С другой стороны, что-то он все же откладывал в портфель, и это были письма — письма Пушкина в том числе. Он делал это сознательно, в полной уверенности, что поступает правильно, единственно верно, хотя — и оттого плакал он — понимал уже, что не сможет восстановить написанного. Это было не то сожжение, какое он учинял своим трудам прежде, это был расчет с писательством и с жизнью. Более ни жить, ни писать было печем и не для чего.
«Надобно уж умирать, — сказал он после этого Хомякову, — а я уже готов, и умру». Тут действовала сила внушения, сила духа, уже приговорившая его сознание к мысли, что конец неминуем. «Он смотрел, как человек, — пишет Тарасенков, позванный к Гоголю впервые 13 февраля, — для которого все задачи разрешены».
Он уже почти ничего не принимал из рук стоявшего бессменно у его изголовья Семена (после сожжения Гоголь перебрался на кровать и более не вставал), только теплое красное вино, разбавленное водой.
Вокруг его кресла, а потом и постели валялись разбросанные обрывки бумаги с неоконченными записями на них.
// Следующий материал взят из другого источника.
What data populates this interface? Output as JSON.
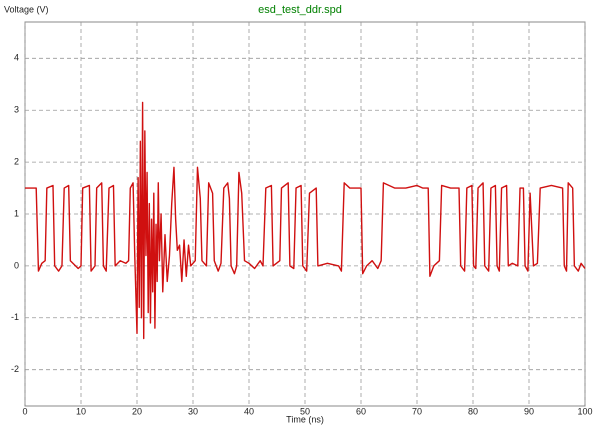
{
  "chart_data": {
    "type": "line",
    "title": "esd_test_ddr.spd",
    "ylabel": "Voltage (V)",
    "xlabel": "Time (ns)",
    "color": "#d01010",
    "title_color": "#008000",
    "grid": true,
    "xlim": [
      0,
      100
    ],
    "ylim": [
      -2.7,
      4.7
    ],
    "xticks": [
      0,
      10,
      20,
      30,
      40,
      50,
      60,
      70,
      80,
      90,
      100
    ],
    "yticks": [
      -2,
      -1,
      0,
      1,
      2,
      3,
      4
    ],
    "x": [
      0,
      2,
      2.4,
      3,
      3.6,
      3.9,
      5,
      5.3,
      6,
      6.6,
      7,
      7.8,
      8.1,
      9.5,
      10,
      10.3,
      11.5,
      11.8,
      12.5,
      12.8,
      13.7,
      14,
      14.5,
      15,
      15.8,
      16.1,
      17,
      18,
      18.5,
      18.8,
      19.3,
      19.6,
      20,
      20.2,
      20.4,
      20.6,
      20.8,
      21,
      21.2,
      21.4,
      21.6,
      21.8,
      22,
      22.2,
      22.4,
      22.6,
      22.8,
      23,
      23.2,
      23.4,
      23.6,
      23.8,
      24,
      24.3,
      24.6,
      25,
      25.4,
      25.8,
      26.2,
      26.6,
      26.9,
      27.2,
      27.6,
      28,
      28.4,
      28.8,
      29.2,
      29.6,
      30,
      30.4,
      30.8,
      31.3,
      31.6,
      32.4,
      32.8,
      33.5,
      33.8,
      34.5,
      35,
      35.5,
      36.2,
      36.5,
      36.8,
      37.4,
      37.8,
      38.2,
      38.7,
      39.2,
      40,
      41,
      42,
      42.5,
      43,
      44,
      44.3,
      45.5,
      45.8,
      47,
      47.3,
      48,
      48.4,
      49.3,
      49.6,
      50.3,
      50.8,
      52,
      52.3,
      54,
      56,
      56.5,
      57,
      58,
      60,
      60.3,
      61,
      62,
      63,
      63.6,
      64,
      66,
      68,
      70,
      71,
      72,
      72.3,
      73,
      74,
      74.4,
      76,
      77.5,
      77.8,
      78.5,
      78.9,
      79.8,
      80.1,
      80.5,
      80.9,
      81.8,
      82.1,
      82.8,
      83.2,
      84,
      84.3,
      84.7,
      85.1,
      86,
      86.3,
      87,
      88,
      88.4,
      89,
      89.3,
      89.8,
      90.2,
      90.8,
      91.5,
      92,
      94,
      96,
      96.3,
      96.7,
      97,
      97.8,
      98.1,
      98.8,
      99.3,
      100
    ],
    "values": [
      1.5,
      1.5,
      -0.1,
      0.05,
      0.1,
      1.5,
      1.55,
      0,
      -0.1,
      0,
      1.5,
      1.55,
      0.1,
      -0.05,
      0,
      1.5,
      1.55,
      -0.1,
      0,
      1.5,
      1.6,
      0,
      -0.1,
      1.5,
      1.55,
      0,
      0.1,
      0.05,
      0.1,
      1.5,
      1.6,
      0.2,
      -1.3,
      1.7,
      -0.8,
      2.4,
      -1.0,
      3.15,
      -1.4,
      2.6,
      0.2,
      1.8,
      -0.9,
      1.2,
      -1.1,
      0.9,
      -0.5,
      1.4,
      -1.2,
      0.8,
      -0.3,
      1.6,
      0.1,
      1.0,
      -0.5,
      0.6,
      -0.3,
      0.2,
      1.2,
      1.9,
      0.9,
      0.3,
      0.4,
      -0.3,
      0.5,
      -0.2,
      0.4,
      0,
      0.05,
      0.1,
      1.9,
      1.3,
      0.1,
      0,
      1.6,
      1.4,
      0.1,
      -0.1,
      0.05,
      1.5,
      1.6,
      1.3,
      0,
      -0.15,
      0,
      1.8,
      1.4,
      0.1,
      0.05,
      -0.05,
      0.1,
      0,
      1.5,
      1.55,
      0,
      0.1,
      1.5,
      1.6,
      0,
      -0.05,
      1.5,
      1.55,
      0,
      -0.1,
      1.4,
      1.5,
      0,
      0.05,
      0,
      -0.1,
      1.6,
      1.5,
      1.5,
      -0.15,
      0,
      0.1,
      -0.05,
      0.1,
      1.6,
      1.5,
      1.5,
      1.55,
      1.5,
      1.5,
      -0.2,
      0,
      0.1,
      1.55,
      1.5,
      1.5,
      0,
      -0.1,
      1.5,
      1.55,
      0,
      -0.05,
      1.5,
      1.6,
      0,
      -0.1,
      1.5,
      1.55,
      0,
      -0.1,
      1.5,
      1.55,
      0,
      0.05,
      0,
      1.5,
      1.5,
      0,
      -0.1,
      1.4,
      0,
      0.05,
      1.5,
      1.55,
      1.5,
      0,
      -0.1,
      1.6,
      1.5,
      0,
      -0.1,
      0.05,
      -0.05
    ]
  }
}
На одном слабеющей, но все еще ясно выводящей буквы рукой ДЕТСКИМ ПОЧЕРКОМ было написано:
Одна из предсмертных записок Гоголя.
«КАК ПОСТУПИТЬ, ЧТОБЫ ПРИЗНАТЕЛЬНО, БЛАГОДАРНО И ВЕЧНО ПОМНИТЬ В СЕРДЦЕ МОЕМ ПОЛУЧЕННЫЙ УРОК?»
Далее шло еще что-то, обрывавшееся на средине фразы, даже на недописанном слове, и в самом низу обрывка был рисунок: книга захлопывает человека с лицом, напоминающим лицо Гоголя. Те же длинные волосы и тот же профиль с длинным носом, хотя все набросано нечетко, несколькими скрещивающимися линиями. Что хотел сказать он этими словами и этим рисунком?
Жизнь кончена, и это его судьба — быть захлопнутым обложкой недописанной книги, книги, которую теперь уже никто не прочтет, книги, забравшей его жизнь и отпустившей его душу на свободу?
Его лечили. Ему лили на голову холодную воду («матушка, что они со мной делают?»), он просил e трогать его, говорил, что ему хорошо и он хочет скорее умереть. Его насильно раздевали, опускали в ванну, обматывали мокрыми полотенцами, сажали ему на нос пиявок. Он стонал, звал кого-то и просил подать ему лeстницу, но это было уже в ночь накануне смерти.
Обеспокоенный хозяин дома созвал консилиум, все имевшиеся тогда в Москве известные врачи собрались у постели Гоголя. Он лежал, отвернувшись к стене, в халате и сапогах и смотрел на прислоненную к стене икону Божьей матери. Он хотел умереть тихо, спокойно. Ясное сознание, что он умирает, было написано на его лице. Голоса, которые он слышал перед тем, как сжечь второй том, были голосами оттуда — такие же голоса слышал его отец незадолго до смерти. В этом смысле он был в отца. Он верил, что должен умереть, и этой веры было достаточно, чтоб без какой-либо опасной болезни свести его в могилу.